The applications of BUS and CDFI focus on the classification of breast cancer molecular subtypes. Yu et al. [79] proposed a CNN for the classification of breast masses (including inflammatory masses, adenosis, benign tumors, and malignant tumors) using BUS and CDFI images. This study includes 3623 patients. The AUCs for the classification of benign and malignant tumors, inflammatory masses, and adenosis were 0.90, 0.91, 0.90, and 0.89, respectively. The results showed that the CNN model outperformed human radiologists and had high accuracy. This suggests that it can be a valuable tool for clinical practice. Shen et al. [80] proposed an AI system that achieved radiologist-level accuracy in identifying breast cancer in BUS and CDFI images. Furthermore, this study addresses the high false-positive rate of breast ultrasound. The AI system was developed on a dataset of 288767 examinations, comprising 5442907 BUS and CDFI images. In a retrospective reader study, the AI achieved a higher AUROC than the average of ten board-certified breast radiologists (AUROC: 0.962 AI, 0.924 ± 0.02 radiologists). The use of the AI system also resulted in a 37.3% decrease in false-positive rates and a 27.8% reduction in the number of requested biopsies, while maintaining the same level of sensitivity. Sultan et al. [81] proposed the use of machine learning with multi-modal ultrasound (including BUS and CDFI) to enhance the diagnosis of breast cancer. The BUS and CDFI results for 160 biopsy-proven breast lesions were quantitatively analyzed. The AUC for the BUS features was 0.85, whereas that for the combined BUS and CDFI was 0.89. After pruning the high-dispersion cases, AUC improved to 0.96. This study demonstrates the effectiveness of machine learning with multi-modal ultrasound in achieving high diagnostic performance for breast cancer diagnosis. The use of dispersion to identify weakly learned cases can markedly enhance diagnosis. However, further studies are required to validate these results in larger and more diverse patient populations.

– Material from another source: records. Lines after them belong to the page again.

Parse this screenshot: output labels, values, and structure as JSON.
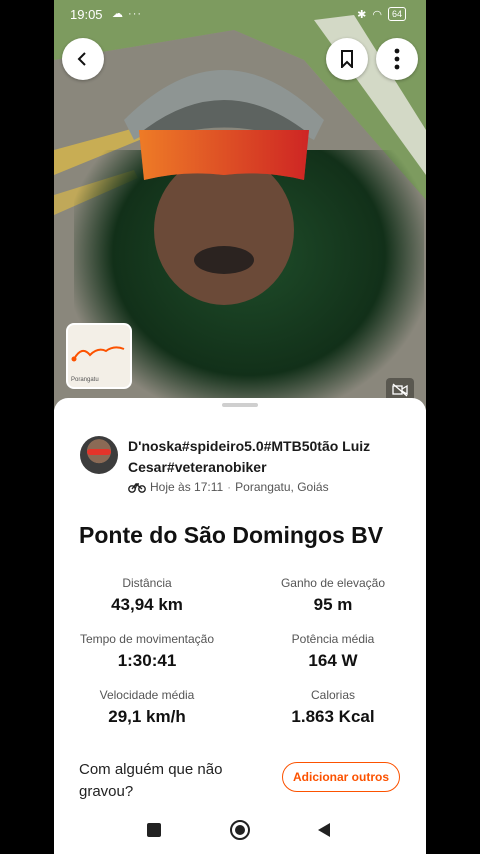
{
  "status": {
    "time": "19:05",
    "left_icons": "☁ ···",
    "battery": "64"
  },
  "photo": {
    "map_label": "Porangatu"
  },
  "activity": {
    "athlete_name": "D'noska#spideiro5.0#MTB50tão Luiz Cesar#veteranobiker",
    "time_text": "Hoje às 17:11",
    "separator": "·",
    "location": "Porangatu, Goiás",
    "title": "Ponte do São Domingos BV"
  },
  "stats": [
    {
      "label": "Distância",
      "value": "43,94 km"
    },
    {
      "label": "Ganho de elevação",
      "value": "95 m"
    },
    {
      "label": "Tempo de movimentação",
      "value": "1:30:41"
    },
    {
      "label": "Potência média",
      "value": "164 W"
    },
    {
      "label": "Velocidade média",
      "value": "29,1 km/h"
    },
    {
      "label": "Calorias",
      "value": "1.863 Kcal"
    }
  ],
  "cta": {
    "question": "Com alguém que não gravou?",
    "button_label": "Adicionar outros"
  },
  "colors": {
    "accent": "#fc5200"
  },
  "icons": [
    "back-icon",
    "bookmark-icon",
    "more-vertical-icon",
    "bike-icon",
    "mute-icon",
    "square-nav-icon",
    "home-nav-icon",
    "back-nav-icon"
  ]
}
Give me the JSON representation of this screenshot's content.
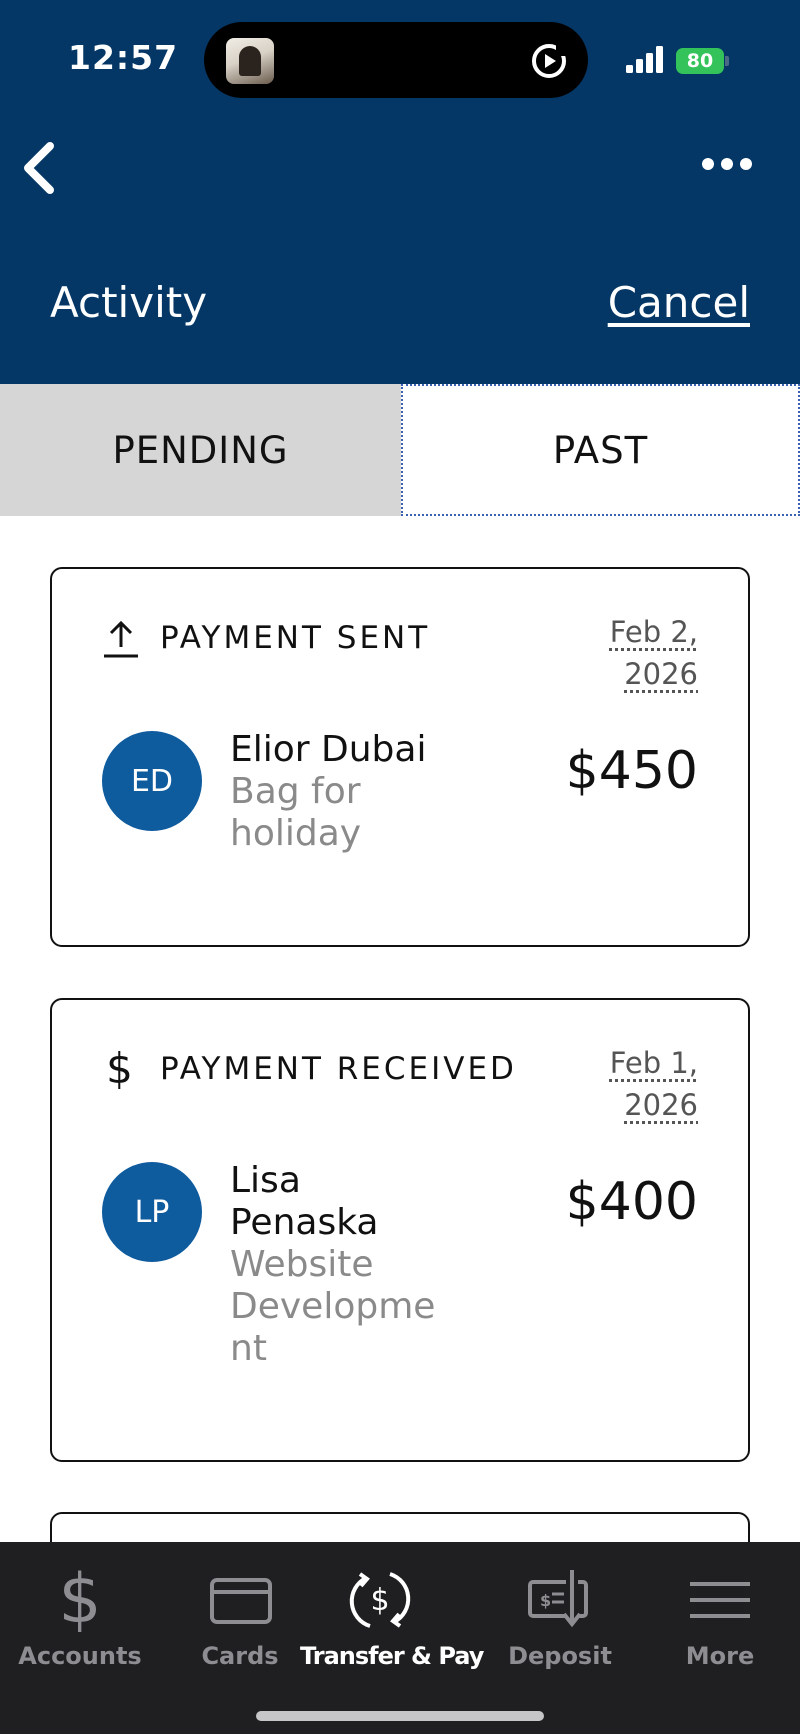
{
  "status_bar": {
    "time": "12:57",
    "battery": "80"
  },
  "header": {
    "title": "Activity",
    "cancel_label": "Cancel"
  },
  "tabs": [
    {
      "label": "PENDING",
      "selected": false
    },
    {
      "label": "PAST",
      "selected": true
    }
  ],
  "activity": [
    {
      "type_label": "PAYMENT SENT",
      "type_icon": "upload-arrow-icon",
      "date_line1": "Feb 2,",
      "date_line2": "2026",
      "initials": "ED",
      "name": "Elior Dubai",
      "memo_line1": "Bag for",
      "memo_line2": "holiday",
      "amount": "$450"
    },
    {
      "type_label": "PAYMENT RECEIVED",
      "type_icon": "dollar-icon",
      "date_line1": "Feb 1,",
      "date_line2": "2026",
      "initials": "LP",
      "name_line1": "Lisa",
      "name_line2": "Penaska",
      "memo_line1": "Website",
      "memo_line2": "Developme",
      "memo_line3": "nt",
      "amount": "$400"
    }
  ],
  "bottom_nav": [
    {
      "label": "Accounts",
      "icon": "dollar-icon",
      "active": false
    },
    {
      "label": "Cards",
      "icon": "card-icon",
      "active": false
    },
    {
      "label": "Transfer & Pay",
      "icon": "transfer-pay-icon",
      "active": true
    },
    {
      "label": "Deposit",
      "icon": "check-deposit-icon",
      "active": false
    },
    {
      "label": "More",
      "icon": "menu-icon",
      "active": false
    }
  ],
  "colors": {
    "header_bg": "#043765",
    "avatar_bg": "#0e5b9e",
    "nav_bg": "#1f1f21",
    "tab_inactive_bg": "#d6d6d6",
    "battery_green": "#33c35a"
  }
}
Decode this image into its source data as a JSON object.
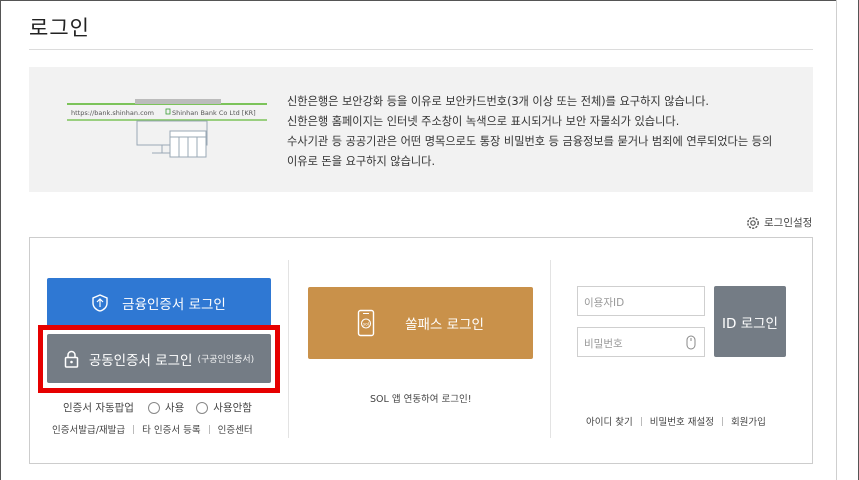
{
  "page": {
    "title": "로그인"
  },
  "notice": {
    "illustration": {
      "url_text": "https://bank.shinhan.com",
      "cert_text": "Shinhan Bank Co Ltd [KR]"
    },
    "lines": [
      "신한은행은 보안강화 등을 이유로 보안카드번호(3개 이상 또는 전체)를 요구하지 않습니다.",
      "신한은행 홈페이지는 인터넷 주소창이 녹색으로 표시되거나 보안 자물쇠가 있습니다.",
      "수사기관 등 공공기관은 어떤 명목으로도 통장 비밀번호 등 금융정보를 묻거나 범죄에 연루되었다는 등의",
      "이유로 돈을 요구하지 않습니다."
    ]
  },
  "settings": {
    "label": "로그인설정",
    "icon": "gear-icon"
  },
  "cert": {
    "financial_label": "금융인증서 로그인",
    "public_label": "공동인증서 로그인",
    "public_sub": "(구공인인증서)",
    "auto_popup_label": "인증서 자동팝업",
    "options": [
      "사용",
      "사용안함"
    ],
    "links": [
      "인증서발급/재발급",
      "타 인증서 등록",
      "인증센터"
    ]
  },
  "sol": {
    "label": "쏠패스 로그인",
    "caption": "SOL 앱 연동하여 로그인!"
  },
  "id_login": {
    "id_placeholder": "이용자ID",
    "pw_placeholder": "비밀번호",
    "button_label": "ID 로그인",
    "links": [
      "아이디 찾기",
      "비밀번호 재설정",
      "회원가입"
    ]
  },
  "colors": {
    "financial_button": "#2f78d3",
    "public_button": "#747c85",
    "sol_button": "#c9914a",
    "id_button": "#747c85",
    "highlight": "#e60000",
    "notice_bg": "#f2f2f2"
  }
}
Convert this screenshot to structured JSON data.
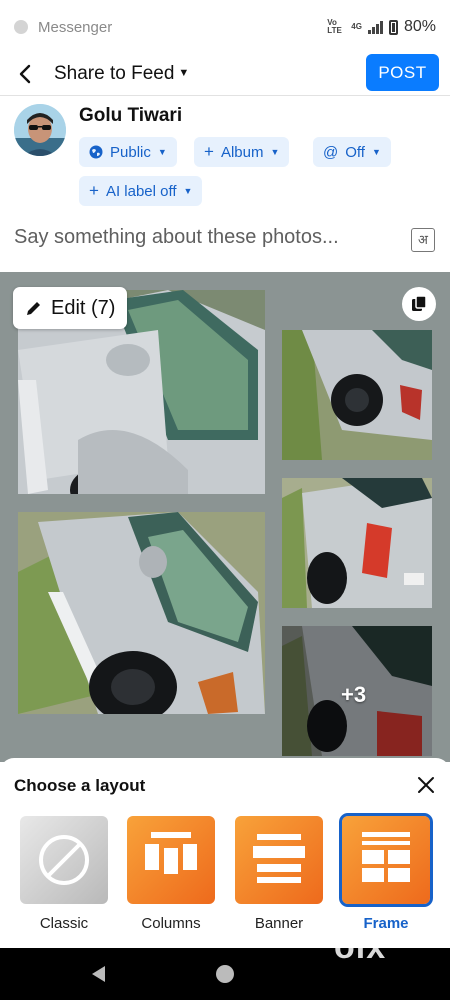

BUS and CDFI are also widely used to diagnose other diseases. Wang et al. [82] proposed a CNN model trained on the Keras machine learning platform with a modified pre-trained VGG16 network to classify benign and malignant soft tissue masses on ultrasound images and to differentiate between three commonly observed benign masses. The dataset used in the study included BUS and CDFI images from 419 patients, with 227 patients having a histologic diagnosis confirmed by biopsy or surgical excision and 192 patients with masses that demonstrated imaging characteristics of lipoma, benign peripheral nerve sheath tumor, and vascular malformation. The CNN model, trained to classify malignant and benign masses, achieved an accuracy of 79% on the test data. This is consistent with the performance of two experienced musculoskeletal radiologists. The area under the curve for the model was 0.91. The model trained to differentiate among the three benign masses achieved an accuracy of 71% for the test data [82]. Wu et al. [83] proposed a deep multi-modal learning network for the prediction of lymph node metastasis in patients with primary thyroid cancer. The network integrated the clinical context from health records and various imaging modalities. The dataset used in this study comprises 1536 patients’ BUS, CDFI, and clinical records. The proposed deep multi-modal learning network achieved an average F1 score of 0.888 and AUC value of 0.973 in two independent validation sets. This performance is significantly better than that of the three single-modality deep learning networks. The proposed MMC-Net model achieves significant improvements over the single-modality networks. Moreover, the proposed MCI index provides insight into the contribution levels of different modalities, which can enhance radiologists’ understanding of the model’s predictions. However, this study had some limitations, such as the relatively small size of the multi-modal dataset and lack of data from other hospitals. Therefore, further studies using larger and more diverse datasets are recommended.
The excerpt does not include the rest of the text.